Session A6 - Mathematical Foundations of Data Assimilation and Inverse Problems - Semi-plenary talk
July 11, 17:00 ~ 18:00 - Room T1
Bayesian inference via low-dimensional couplings
Massachusetts Institute of Technology, USA - email@example.com
Integration against an intractable probability measure is among the fundamental challenges of statistical inference, particularly in the Bayesian setting. A principled approach to this problem seeks a deterministic coupling of the measure of interest with a tractable ``reference'' measure (e.g., a standard Gaussian). This coupling is induced by a transport map, and enables direct simulation from the desired measure simply by evaluating the transport map at samples from the reference. Yet characterizing such a map---e.g., representing, constructing, and evaluating it---grows challenging in high dimensions.
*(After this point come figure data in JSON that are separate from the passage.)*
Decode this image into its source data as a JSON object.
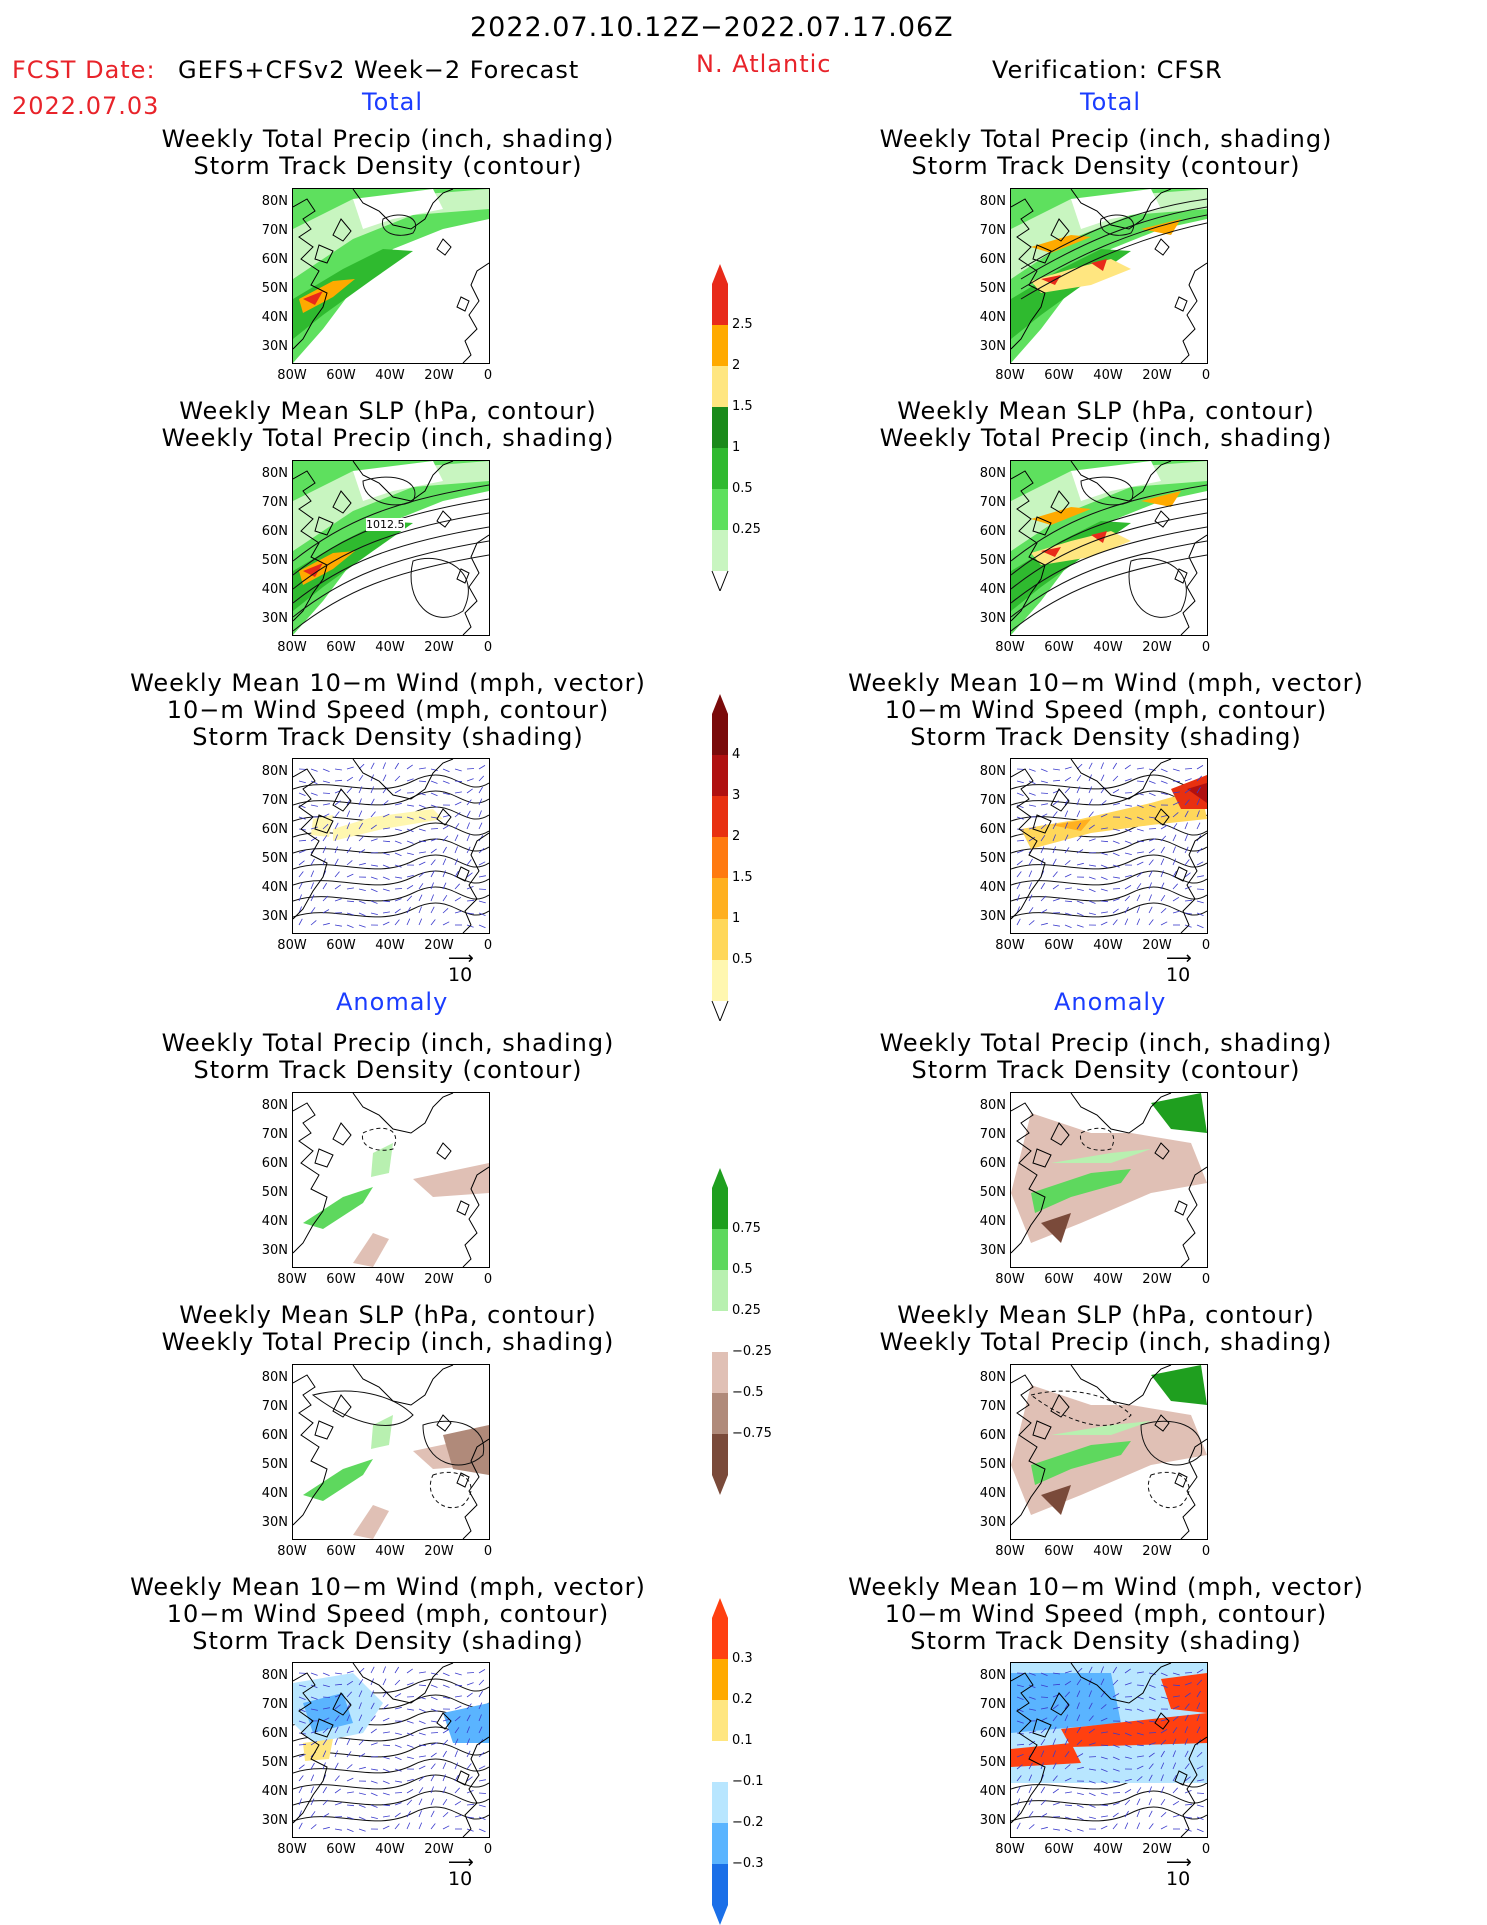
{
  "header": {
    "period": "2022.07.10.12Z−2022.07.17.06Z",
    "fcst_label": "FCST Date:",
    "fcst_model": "GEFS+CFSv2 Week−2 Forecast",
    "fcst_date": "2022.07.03",
    "region": "N. Atlantic",
    "verification": "Verification: CFSR"
  },
  "sections": {
    "total": "Total",
    "anomaly": "Anomaly"
  },
  "titles": {
    "precip_track": [
      "Weekly Total Precip (inch, shading)",
      "Storm Track Density (contour)"
    ],
    "slp_precip": [
      "Weekly Mean SLP (hPa, contour)",
      "Weekly Total Precip (inch, shading)"
    ],
    "wind": [
      "Weekly Mean 10−m Wind (mph, vector)",
      "10−m Wind Speed (mph, contour)",
      "Storm Track Density (shading)"
    ]
  },
  "axes": {
    "lat_labels": [
      "80N",
      "70N",
      "60N",
      "50N",
      "40N",
      "30N"
    ],
    "lon_labels": [
      "80W",
      "60W",
      "40W",
      "20W",
      "0"
    ]
  },
  "contour_label": "1012.5",
  "vector_ref": "10",
  "colorbars": {
    "precip_total": [
      "2.5",
      "2",
      "1.5",
      "1",
      "0.5",
      "0.25"
    ],
    "density_total": [
      "4",
      "3",
      "2",
      "1.5",
      "1",
      "0.5"
    ],
    "precip_anom": [
      "0.75",
      "0.5",
      "0.25",
      "−0.25",
      "−0.5",
      "−0.75"
    ],
    "density_anom": [
      "0.3",
      "0.2",
      "0.1",
      "−0.1",
      "−0.2",
      "−0.3"
    ]
  },
  "colors": {
    "precip_levels": [
      "#c8f5c0",
      "#5ee05e",
      "#2fba2f",
      "#1a8a1a",
      "#ffe680",
      "#ffaa00",
      "#e82a1a"
    ],
    "density_levels": [
      "#fff7b0",
      "#ffd75a",
      "#ffb020",
      "#ff7a10",
      "#e83010",
      "#b01010"
    ],
    "anom_pos": [
      "#b8f0b0",
      "#5ed85e",
      "#1f9f1f"
    ],
    "anom_neg": [
      "#e0c0b5",
      "#b08a7a",
      "#7a4a3a"
    ],
    "dens_anom_pos": [
      "#ffe680",
      "#ffaa00",
      "#ff4010"
    ],
    "dens_anom_neg": [
      "#b8e6ff",
      "#5ab4ff",
      "#1a6fe8"
    ],
    "red_text": "#e8232a",
    "blue_text": "#1a3cff"
  }
}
We will present links between the conditional independence structure of the target measure and the existence of certain low-dimensional couplings, induced by transport maps that are sparse or decomposable. We also describe conditions, common in Bayesian inverse problems, under which transport maps have a particular low-rank structure. Our analysis not only facilitates the construction of couplings in high-dimensional settings, but also suggests new inference methodologies. For instance, in the context of nonlinear and non-Gaussian state space models, we describe new variational algorithms for online filtering, smoothing, and parameter estimation. These algorithms implicitly characterize---via a transport map---the full posterior distribution of the sequential inference problem using only local operations while avoiding importance sampling or resampling.
Joint work with Alessio Spantini (Massachusetts Institute of Technology, USA) and Daniele Bigoni (Massachusetts Institute of Technology, USA).